Variações e contexto

Inventários oficiais nacionais usam uma contabilidade "baseada na produção" que atribui emissões a onde os bens são feitos, não a onde são consumidos. Uma pegada "baseada no consumo" adiciona as emissões incorporadas das importações e subtrai as das exportações — para o Reino Unido, isto muda o número per capita de cerca de 5 t para cerca de 8 t, principalmente porque a produção foi deslocalizada para a China. A abordagem do orçamento de carbono, promovida pelo IPCC, enquadra o problema como um stock finito: a humanidade pode emitir aproximadamente mais 250 Gt de CO₂ antes de cruzar 1,5 °C com 50 % de probabilidade, o que às taxas atuais são cerca de seis anos de emissões globais. Os orçamentos per capita são calculados dividindo o stock global restante pela população mundial e pelos anos até zero líquido.

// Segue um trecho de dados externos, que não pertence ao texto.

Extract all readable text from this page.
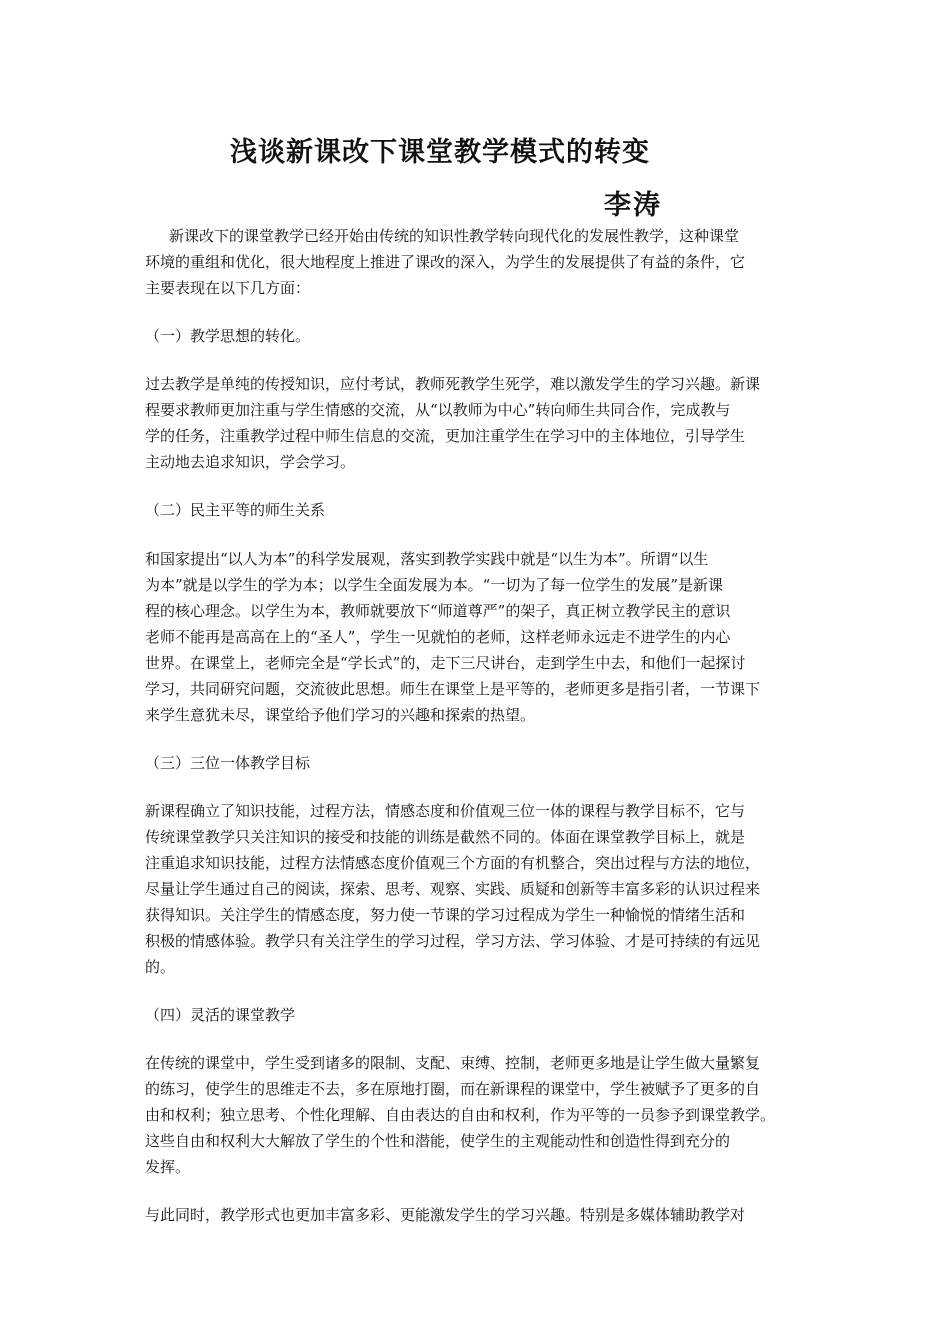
浅谈新课改下课堂教学模式的转变
李涛
新课改下的课堂教学已经开始由传统的知识性教学转向现代化的发展性教学，这种课堂
环境的重组和优化，很大地程度上推进了课改的深入，为学生的发展提供了有益的条件，它
主要表现在以下几方面：
（一）教学思想的转化。
过去教学是单纯的传授知识，应付考试，教师死教学生死学，难以激发学生的学习兴趣。新课
程要求教师更加注重与学生情感的交流，从“以教师为中心”转向师生共同合作，完成教与
学的任务，注重教学过程中师生信息的交流，更加注重学生在学习中的主体地位，引导学生
主动地去追求知识，学会学习。
（二）民主平等的师生关系
和国家提出“以人为本”的科学发展观，落实到教学实践中就是“以生为本”。所谓“以生
为本”就是以学生的学为本；以学生全面发展为本。“一切为了每一位学生的发展”是新课
程的核心理念。以学生为本，教师就要放下“师道尊严”的架子，真正树立教学民主的意识
老师不能再是高高在上的“圣人”，学生一见就怕的老师，这样老师永远走不进学生的内心
世界。在课堂上，老师完全是“学长式”的，走下三尺讲台，走到学生中去，和他们一起探讨
学习，共同研究问题，交流彼此思想。师生在课堂上是平等的，老师更多是指引者，一节课下
来学生意犹未尽，课堂给予他们学习的兴趣和探索的热望。
（三）三位一体教学目标
新课程确立了知识技能，过程方法，情感态度和价值观三位一体的课程与教学目标不，它与
传统课堂教学只关注知识的接受和技能的训练是截然不同的。体面在课堂教学目标上，就是
注重追求知识技能，过程方法情感态度价值观三个方面的有机整合，突出过程与方法的地位，
尽量让学生通过自己的阅读，探索、思考、观察、实践、质疑和创新等丰富多彩的认识过程来
获得知识。关注学生的情感态度，努力使一节课的学习过程成为学生一种愉悦的情绪生活和
积极的情感体验。教学只有关注学生的学习过程，学习方法、学习体验、才是可持续的有远见
的。
（四）灵活的课堂教学
在传统的课堂中，学生受到诸多的限制、支配、束缚、控制，老师更多地是让学生做大量繁复
的练习，使学生的思维走不去，多在原地打圈，而在新课程的课堂中，学生被赋予了更多的自
由和权利；独立思考、个性化理解、自由表达的自由和权利，作为平等的一员参予到课堂教学。
这些自由和权利大大解放了学生的个性和潜能，使学生的主观能动性和创造性得到充分的
发挥。
与此同时，教学形式也更加丰富多彩、更能激发学生的学习兴趣。特别是多媒体辅助教学对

Vários países — o Reino Unido, França, Alemanha — estabeleceram metas legalmente vinculativas de zero líquido para 2050, o que implica uma redução a metade das pegadas per capita até 2030. A calculadora acima fornece um instantâneo; o exercício mais útil é modelar o impacto de uma alteração específica de estilo de vida (vender o carro, mudar o aquecimento, adotar uma dieta com pouca carne) e ver como isso muda a barra.